4. Deixando de lado estes dois incisos, voltemos ao Sábado e ao ensinamento que deixa Jesus. Todos sabem o que pretende Jesus: não há ritual nem preceito religioso que prevaleça sobre o amor e sobre a prática do bem. Se sou muçulmano, devo guardar a sexta, se sou judeu, o Sábado, se sou cristão, o Domingo. Mas se o meu irmão ou até a minha ovelha precisar de mim, não há nem sexta, nem Sábado nem Domingo. Como escrevem os evangelistas: “O Filho do Homem até do Sábado é Senhor” (Mt 12, 8; Mc 2, 28; Lc 6, 5). E já agora uma achega que não é menor, a tradução Filho do Homem não é exacta: em bom rigor, deveria dizer-se Filho do Humano ou Filho da Humanidade. Como esclarece Frederico Lourenço, no original grego é usada a palavra “antropos” que significa “humano” ou “ser humano” e não “andros” que, essa sim, designa homem no sentido de “homem-varão”. Jesus é o Filho da Humanidade, não o filho do Homem; de resto, é muito mais belo e justo tratar Jesus por Filho da Humanidade do que por Filho do Homem.

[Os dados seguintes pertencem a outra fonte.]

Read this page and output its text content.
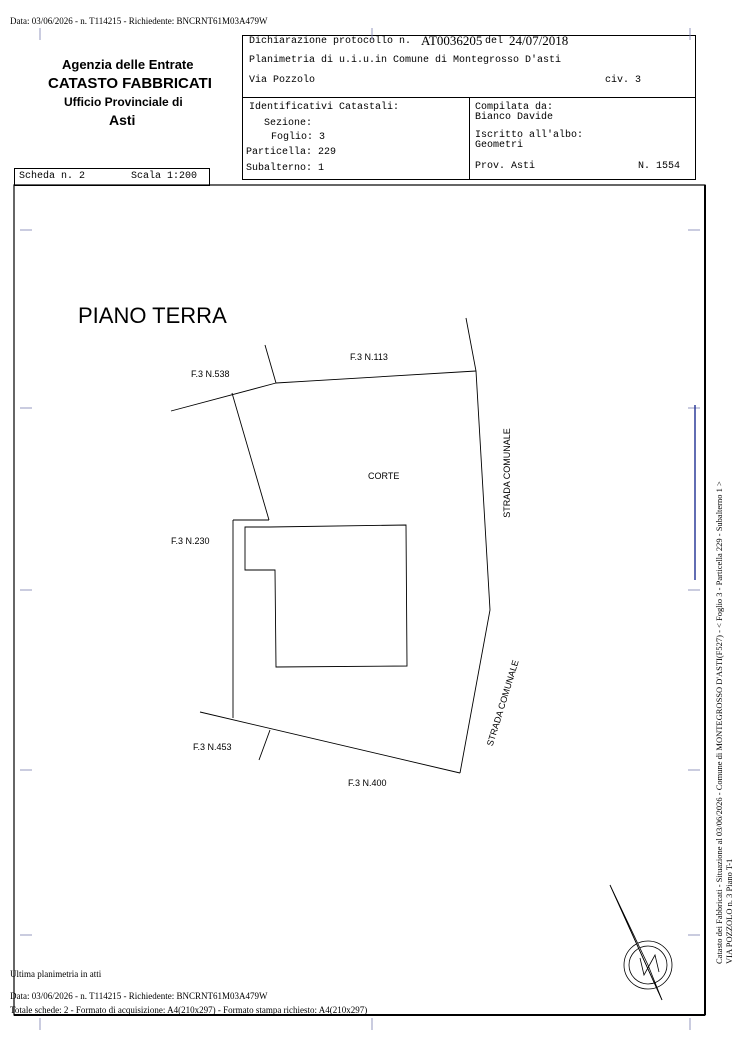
Data: 03/06/2026 - n. T114215 - Richiedente: BNCRNT61M03A479W
Agenzia delle Entrate
CATASTO FABBRICATI
Ufficio Provinciale di
Asti
Dichiarazione protocollo n. AT0036205 del 24/07/2018
Planimetria di u.i.u.in Comune di Montegrosso D'asti
Via Pozzolo	civ. 3
Identificativi Catastali:
Sezione:
Foglio: 3
Particella: 229
Subalterno: 1
Compilata da:
Bianco Davide
Iscritto all'albo:
Geometri
Prov. Asti	N. 1554
Scheda n. 2	Scala 1:200
PIANO TERRA
F.3 N.113
F.3 N.538
CORTE
F.3 N.230
STRADA COMUNALE
STRADA COMUNALE
F.3 N.453
F.3 N.400	Catasto dei Fabbricati - Situazione al 03/06/2026 - Comune di MONTEGROSSO D'ASTI(F527) - < Foglio 3 - Particella 229 - Subalterno 1 > VIA POZZOLO n. 3 Piano T-1
Ultima planimetria in atti
Data: 03/06/2026 - n. T114215 - Richiedente: BNCRNT61M03A479W
Totale schede: 2 - Formato di acquisizione: A4(210x297) - Formato stampa richiesto: A4(210x297)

Jesus é veemente e não faz concessões: por mais que os fariseus, os fanáticos, os fundamentalistas, os beatos achem que é heresia ou blasfémia trabalhar ou curar ao Sábado, Ele responde e dá uma resposta sem hesitação: “É lícito praticar o bem ao sábado” (Mt. 12, 12).

SIM e NÃO

SIM. Presidente da República. A defesa das vítimas dos incêndios, das populações e terras afectadas é exemplar. E o que fez no Natal representou o sentimento profundo dos portugueses.

NÃO. Vladimir Putin. A proibição da candidatura do líder da oposição Alexei Navalny às presidenciais de 2018 confirma todas as suspeitas sobre a deriva ditatorial russa.